So NASA faces an unenviable calculus. Wait for solar activity to subside, and the mission slips further — adding to a delay tally that already stretches years. Push ahead, and the agency accepts elevated risk for its crew.

Artemis II was originally scheduled for a November 2024 launch. That date was pushed to September 2025, then again to April 2026. The delays stem from multiple factors: problems with Orion’s heat shield discovered after the uncrewed Artemis I flight in late 2022, issues with the spacecraft’s life support and environmental control systems, and concerns about bolt integrity in critical separation mechanisms. The solar radiation question adds yet another variable to an already crowded list of technical hurdles.

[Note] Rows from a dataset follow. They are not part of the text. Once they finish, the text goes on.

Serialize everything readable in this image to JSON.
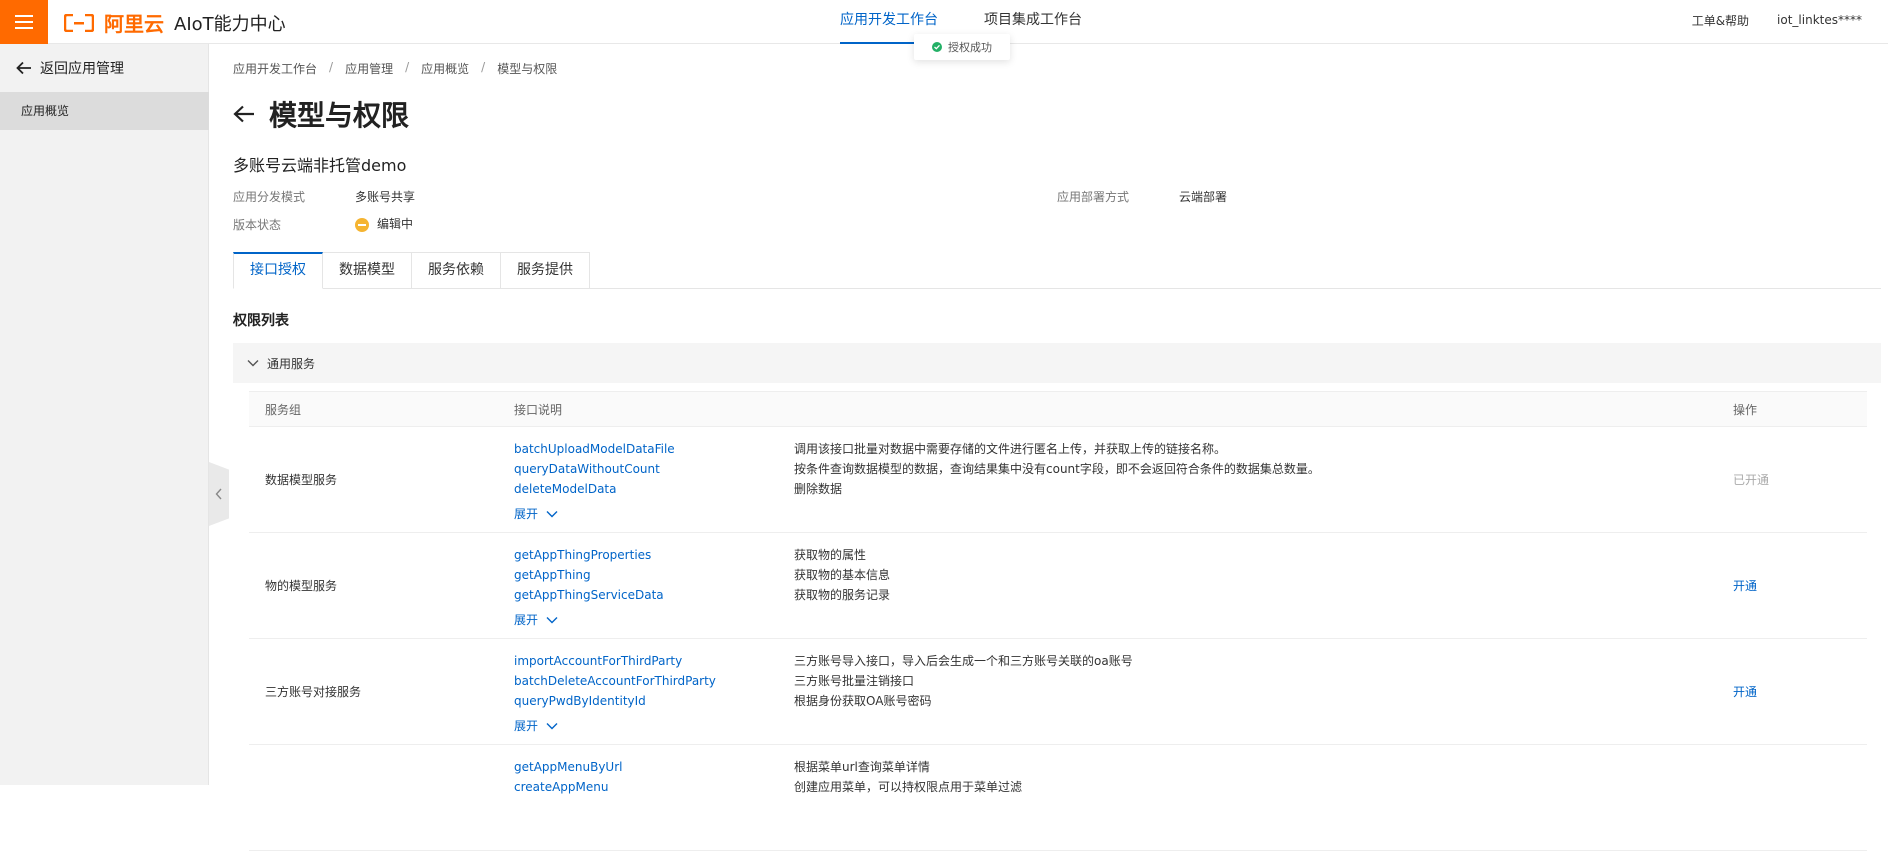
{
  "header": {
    "logo_text": "阿里云",
    "product_name": "AIoT能力中心",
    "tabs": [
      {
        "label": "应用开发工作台",
        "active": true
      },
      {
        "label": "项目集成工作台",
        "active": false
      }
    ],
    "help": "工单&帮助",
    "user": "iot_linktes****",
    "toast": "授权成功"
  },
  "sidebar": {
    "back_label": "返回应用管理",
    "items": [
      {
        "label": "应用概览",
        "active": true
      }
    ]
  },
  "breadcrumb": [
    "应用开发工作台",
    "应用管理",
    "应用概览",
    "模型与权限"
  ],
  "page": {
    "title": "模型与权限",
    "app_name": "多账号云端非托管demo",
    "info": {
      "dist_mode_label": "应用分发模式",
      "dist_mode_value": "多账号共享",
      "deploy_label": "应用部署方式",
      "deploy_value": "云端部署",
      "status_label": "版本状态",
      "status_value": "编辑中"
    },
    "tabs": [
      "接口授权",
      "数据模型",
      "服务依赖",
      "服务提供"
    ],
    "section_title": "权限列表",
    "group_title": "通用服务"
  },
  "table": {
    "headers": [
      "服务组",
      "接口说明",
      "操作"
    ],
    "expand_label": "展开",
    "rows": [
      {
        "group": "数据模型服务",
        "apis": [
          "batchUploadModelDataFile",
          "queryDataWithoutCount",
          "deleteModelData"
        ],
        "descs": [
          "调用该接口批量对数据中需要存储的文件进行匿名上传，并获取上传的链接名称。",
          "按条件查询数据模型的数据，查询结果集中没有count字段，即不会返回符合条件的数据集总数量。",
          "删除数据"
        ],
        "action": "已开通",
        "enabled": false
      },
      {
        "group": "物的模型服务",
        "apis": [
          "getAppThingProperties",
          "getAppThing",
          "getAppThingServiceData"
        ],
        "descs": [
          "获取物的属性",
          "获取物的基本信息",
          "获取物的服务记录"
        ],
        "action": "开通",
        "enabled": true
      },
      {
        "group": "三方账号对接服务",
        "apis": [
          "importAccountForThirdParty",
          "batchDeleteAccountForThirdParty",
          "queryPwdByIdentityId"
        ],
        "descs": [
          "三方账号导入接口，导入后会生成一个和三方账号关联的oa账号",
          "三方账号批量注销接口",
          "根据身份获取OA账号密码"
        ],
        "action": "开通",
        "enabled": true
      },
      {
        "group": "",
        "apis": [
          "getAppMenuByUrl",
          "createAppMenu"
        ],
        "descs": [
          "根据菜单url查询菜单详情",
          "创建应用菜单，可以持权限点用于菜单过滤"
        ],
        "action": "",
        "enabled": true
      }
    ]
  },
  "colors": {
    "accent": "#0064c8",
    "brand": "#ff6a00",
    "success": "#23b066",
    "warning": "#f5b431"
  }
}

The heat shield issue alone consumed months of investigation. During Artemis I’s reentry, the heat shield experienced unexpected charring patterns — material loss that didn’t match pre-flight models. NASA concluded the anomaly wouldn’t have endangered a crew, but the agency ordered additional testing and analysis to understand the discrepancy before committing astronauts to the vehicle. That work has largely concluded, but it consumed schedule margin that didn’t exist.

Meanwhile, the Space Launch System rocket that will carry Orion to orbit has its own set of challenges. The SLS is the most powerful rocket NASA has ever built. It’s also phenomenally expensive. Each launch costs roughly $2.2 billion by the agency’s own estimates, a figure that draws persistent criticism from lawmakers and space policy analysts who point to the comparatively low per-launch costs of commercial vehicles like SpaceX’s Falcon Heavy and the forthcoming Starship system.

And yet SLS remains central to Artemis. For now.

The solar activity question intersects with broader debates about mission architecture and risk tolerance. During the Apollo era, NASA operated with a risk calculus that would be unacceptable today. The agency launched missions with failure probabilities that modern safety culture wouldn’t countenance. Apollo astronauts flew with rudimentary radiation monitoring — essentially dosimeters — and no real-time solar weather forecasting capability. They were lucky. No Apollo mission coincided with a major solar particle event, though a large flare erupted in August 1972 between the Apollo 16 and Apollo 17 missions. Had astronauts been in transit during that event, the consequences could have been severe.

NASA knows this history well. It informs every decision about Artemis crew safety.

The agency’s current approach involves close coordination with NOAA’s Space Weather Prediction Center and the use of advanced heliophysics missions — including the Parker Solar Probe and the Solar Dynamics Observatory — to monitor solar conditions in near-real-time. Launch windows can theoretically be adjusted based on solar forecasts, but the logistics of SLS processing at Kennedy Space Center make last-minute schedule changes extraordinarily difficult. The rocket requires weeks of stacking and testing in the Vehicle Assembly Building before rollout to the launch pad. Once on the pad, the vehicle has limited time before weather, technical, and scheduling constraints force a return to the assembly building.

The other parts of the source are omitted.